This was an interesting one to do, further indulging my election data nerd leanings. The seat declaration dataset was made available here by the House of Commons Library with an accompanying report (note that I used the first published version, so any errors present in there will be here also). The tweet data was again collected using the Search on the Twitter REST API via Tweepy (a library which greatly simplifies using the Twitter API from Python). I used the same method in this post for the #dogsatpollingstations hashtag, and as I said there a neater, more automated way of doing it would still be good and is still in progress.
Simply counting tweets is a very simplistic way of analysing Twitter data and obviously much more detailed investigation would need to be done for any conclusions to be drawn, but as so much was made of how Labour won social media, it was interesting to see how there were consistently more tweets about Labour seats than Conservative ones through the night, despite there being more actual seats declared for the Conservatives. With the usual warnings about correlation and causation in mind, the spike in tweet numbers at around 4:50am was striking, and was very close to the point at which 90% of constituencies had declared according to the Commons Library report. Shortly before this point, the tweets about ‘hung parliament’ began to overtake those about ‘exit poll’ for the first time, suggesting that between 4am and 5am was when the realisation of what the result would actually be set in.
Plotting the tweets against the actual declaration times was intriguing, but the ‘high profile’ declarations didn’t really appear to correlate with spikes in tweets for the relevant party as I had thought they might. I couldn’t identify any patterns in the declaration time compared with the party, or the percentage vote share either, but plotting the constituencies by party in this way revealed some interesting information, such as that the highest percentage vote shares (> 70%) tended to be Labour, and in seats won by the Lib Dems and SNP, the share tended to be lower (< 50%).

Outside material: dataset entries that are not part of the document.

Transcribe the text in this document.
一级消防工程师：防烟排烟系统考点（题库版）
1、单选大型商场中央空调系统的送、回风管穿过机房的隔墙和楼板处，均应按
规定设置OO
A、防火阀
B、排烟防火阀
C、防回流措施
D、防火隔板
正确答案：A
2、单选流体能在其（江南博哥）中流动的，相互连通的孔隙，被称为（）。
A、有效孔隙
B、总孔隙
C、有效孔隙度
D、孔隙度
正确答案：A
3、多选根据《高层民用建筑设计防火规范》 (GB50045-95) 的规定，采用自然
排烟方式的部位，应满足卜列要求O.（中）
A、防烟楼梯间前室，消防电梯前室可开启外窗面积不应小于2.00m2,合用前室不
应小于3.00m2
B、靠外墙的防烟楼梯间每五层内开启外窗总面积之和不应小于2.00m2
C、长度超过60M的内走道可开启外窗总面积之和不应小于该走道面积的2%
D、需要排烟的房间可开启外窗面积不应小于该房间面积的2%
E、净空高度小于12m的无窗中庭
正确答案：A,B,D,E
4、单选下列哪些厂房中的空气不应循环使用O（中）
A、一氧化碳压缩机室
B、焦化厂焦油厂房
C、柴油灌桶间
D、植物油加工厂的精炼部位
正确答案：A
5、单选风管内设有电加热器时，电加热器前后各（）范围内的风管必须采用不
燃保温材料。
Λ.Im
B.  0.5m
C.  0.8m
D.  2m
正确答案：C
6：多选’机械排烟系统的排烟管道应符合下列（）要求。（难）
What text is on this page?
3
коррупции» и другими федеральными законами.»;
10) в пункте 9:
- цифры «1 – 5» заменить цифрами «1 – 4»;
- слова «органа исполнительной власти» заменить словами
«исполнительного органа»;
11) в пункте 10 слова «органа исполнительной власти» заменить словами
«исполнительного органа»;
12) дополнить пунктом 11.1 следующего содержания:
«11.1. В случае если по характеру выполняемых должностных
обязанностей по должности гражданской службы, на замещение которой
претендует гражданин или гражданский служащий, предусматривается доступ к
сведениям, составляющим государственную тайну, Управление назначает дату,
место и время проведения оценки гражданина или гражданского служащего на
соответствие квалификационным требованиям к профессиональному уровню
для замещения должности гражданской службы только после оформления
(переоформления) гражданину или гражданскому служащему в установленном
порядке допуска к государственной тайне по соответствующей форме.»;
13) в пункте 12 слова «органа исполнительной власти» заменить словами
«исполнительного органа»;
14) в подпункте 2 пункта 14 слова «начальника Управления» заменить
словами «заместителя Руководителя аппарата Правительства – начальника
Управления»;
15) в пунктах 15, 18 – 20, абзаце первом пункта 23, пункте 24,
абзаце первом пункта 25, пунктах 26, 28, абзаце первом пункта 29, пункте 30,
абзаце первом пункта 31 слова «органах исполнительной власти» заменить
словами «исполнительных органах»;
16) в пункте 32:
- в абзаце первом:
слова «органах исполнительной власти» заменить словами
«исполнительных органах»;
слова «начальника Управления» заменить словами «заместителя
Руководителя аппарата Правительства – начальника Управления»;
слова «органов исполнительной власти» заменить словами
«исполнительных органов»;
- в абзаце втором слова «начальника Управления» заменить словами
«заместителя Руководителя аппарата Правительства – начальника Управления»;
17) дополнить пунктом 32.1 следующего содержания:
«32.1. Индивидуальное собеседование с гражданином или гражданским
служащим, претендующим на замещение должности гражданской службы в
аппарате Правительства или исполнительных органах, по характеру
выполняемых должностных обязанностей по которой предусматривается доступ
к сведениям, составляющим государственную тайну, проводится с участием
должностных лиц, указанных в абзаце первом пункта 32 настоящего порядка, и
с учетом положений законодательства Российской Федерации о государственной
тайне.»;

Picking out some of the ‘extremes’ was informative too; Buckingham for example is the constituency of The Speaker of the House of Commons, who stands independent of any party, and is traditionally not opposed in the constituency by any of the main parties. Furthermore, the Speaker does not vote in Parliament except to break ties, meaning that the people of the constituency essentially do not get the same representation as the rest of the country. This may explain why this constituency also had the largest number of invalid votes (as was also the case in 2015), and it would be interesting to investigate whether the votes were deemed invalid as the electors had actively spoiled their ballots in protest, or were just confused as what their choices were.
The making of
The Commons Library data is provided as two tables and I wanted to combine them to get the time, vote share, and turnout in a single table. For my data fiddlings I’m using the virtual machine which is handily provided with TM351 (the Open University’s Data Analysis course) which comes with a PostgreSQL database already set up, but through the course I found it a bit fiddly to interact with from the Jupyter notebook environment. Since I know where I am with Microsoft SQL Server (and hey, I’m not being assessed here), I ended up using a bulk insert of the CSV files into two new tables, combing the two with a SQL join, and then copying the result to a new CSV, ready to import back into the notebook. The data didn’t require much cleaning, but I altered some constituency names to remove the commas as they were causing me CSV import headaches.
Once I had the data I spent the bulk of the time tweaking the code for the plot to make the subplots work properly together with the annotations in the right places, and learnt / relearnt plenty by revisting old TM351 notebooks and stumbling across StackOverflow answers. Rather than dissect it all here, I have once again put the notebook, combined CSV and SQL script on Github here.